Geography
- Location: Jefferson Avenue, Detroit, Michigan, United States
- Coordinates: 42°21′03″N 82°59′54″W﻿ / ﻿42.3509°N 82.9982°W

History
- Closed: 2007

Links
- Website: stjohn.org
- Lists: Hospitals in Michigan

= St. John Riverview Hospital =

St. John Detroit Riverview hospital

St. John Detroit Riverview Hospital was a hospital controlled by the St. John Health System. It was located on Jefferson Avenue on the east side of Detroit, near Belle Isle.

==History==

Prior to the closure of the hospital in 2007, 30,000 patients used the emergency department each year.

In April 2007, the Barbara Ann Karmanos Cancer Institute revealed intentions to acquire the Riverview hospital facility. The institute aimed to relocate all of its clinical operations to the Riverview facility within 18 months and abandon existing plans to construct a 122-person cancer hospital in the Detroit Medical Center.
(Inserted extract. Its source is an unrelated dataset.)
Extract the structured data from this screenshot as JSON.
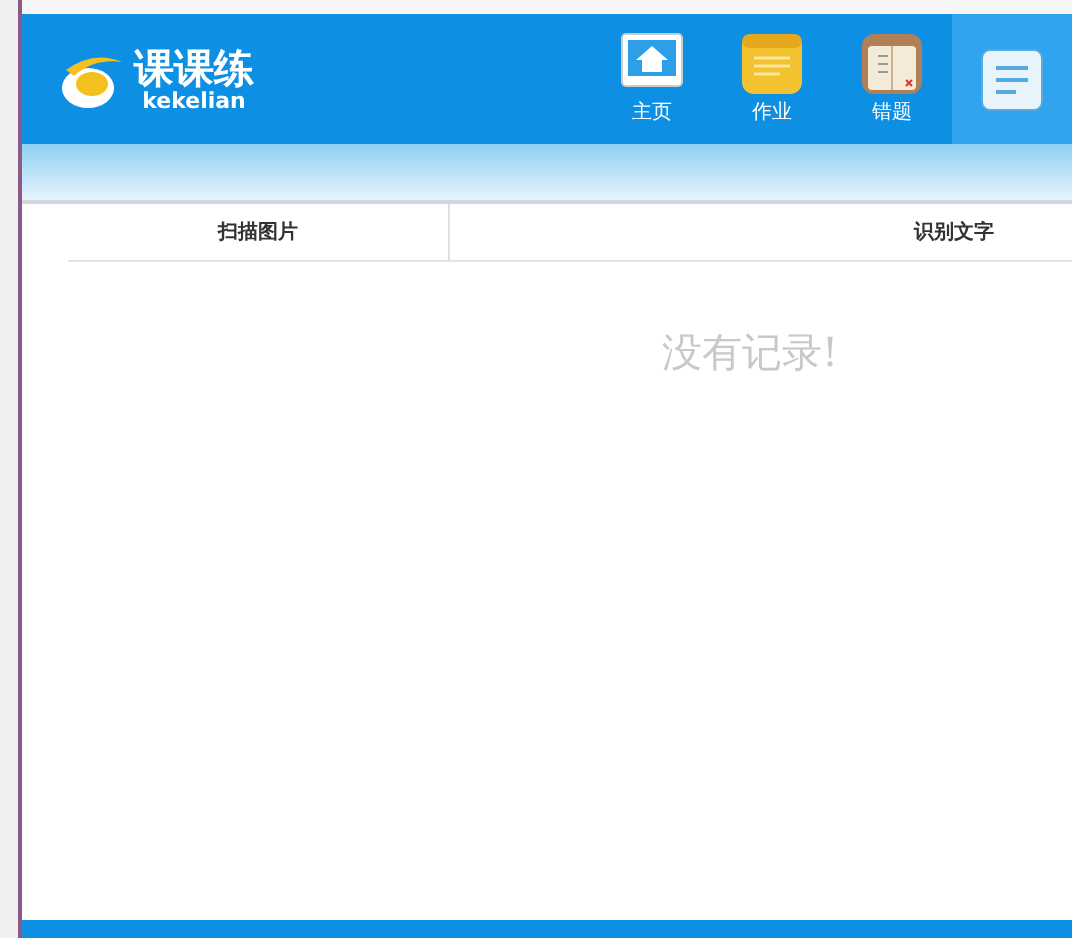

The St. John Riverview Hospital faced financial challenges within the hospital system, leading to plans for its closure by the end of June 2007. However, this decision sparked protests from clergy, medical leaders, and the worker union, who argued that it would result in the loss of hundreds of jobs and impede healthcare access to thousands of local residents. In May 2007, discussions were scheduled between the hospital officials, union leaders, religious leaders, and the representatives from the Detroit City Council to address the potential consequences of the hospital's closure. Ultimately, the St. John Riverview Hospital closed that year, although emergency room services remained operational while the health provider evaluated plans for the campus.

In 2009 Oakland University (OU) announced plans to install a health care worker training center at St. John Riverview.

In 2011 the St. John Providence Health System sold the Riverview Hospital and the St. John Senior Community Center, also in Detroit, to DRSN, an investment group.